The origin of mechanical stress in vacuum-deposited MgF2 and ZnS films

In this paper an attempt is made to find an explanation for the observed intrinsic stresses of clean and contaminated vapour-deposited MgF2 and ZnS films. The tensile stress of a stoichiometric and pure MgF2 film 1000 A thick can be calculated assuming a grain boundary model. Small quantities of impurities acting in the grain boundary region change the stress behaviour according to their space requirements. In MgF2 films low concentrations of CaF2 and ZnF2 decrease the tensile stress appreciably. The compressive stress of ZnS films 1000 A thick can be explained by an impurity grain boundary model.
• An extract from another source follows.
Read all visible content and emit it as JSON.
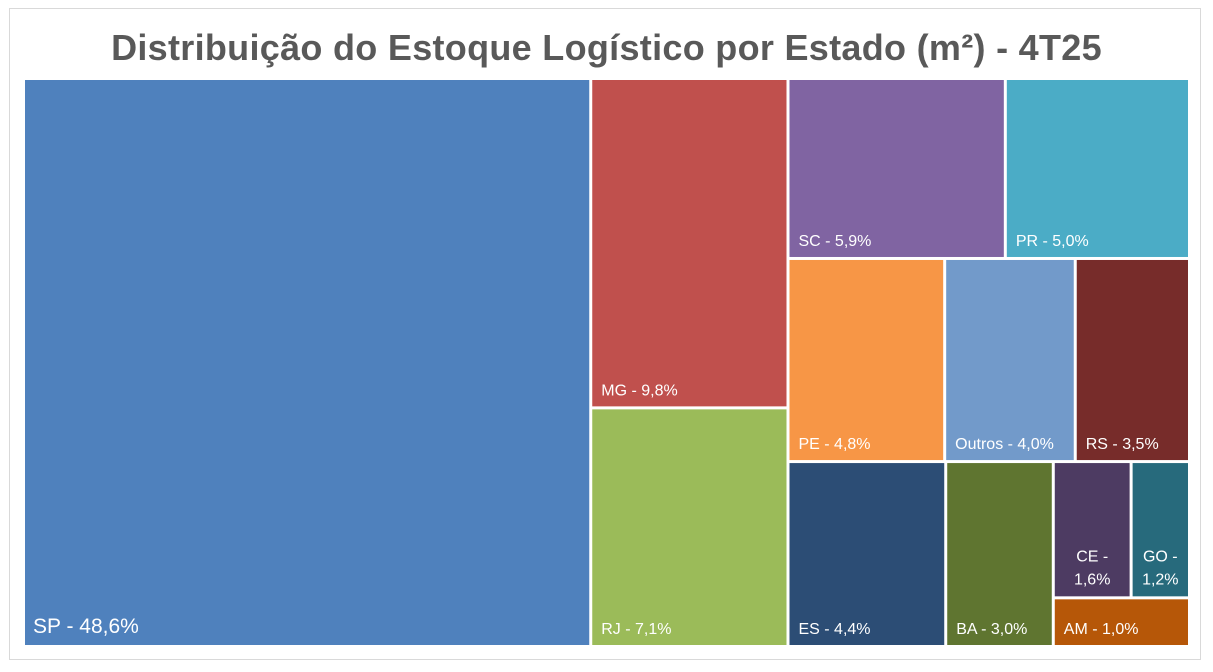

Calculation and measurement with both types of films are in a reasonable agreement. In the case of films deposited at low rates it is assumed that the introduction of oxygen atoms into the ZnS lattice, ogether with a resulting lower packing density, is responsible for the observed tensile stress. The tensile stresses of isolated crystalline aggregates may be produced by strain caused by the many point defects observed and by the partial disorder of the lattice. The stress behaviour of thicker films containing high concentrations of impurities seems to be determined by strains caused by distance variations in the lattice of the film of columnar crystals as well as by grain boundary effects. For stress calculations in this complex case the required mathematical formulations are still not available.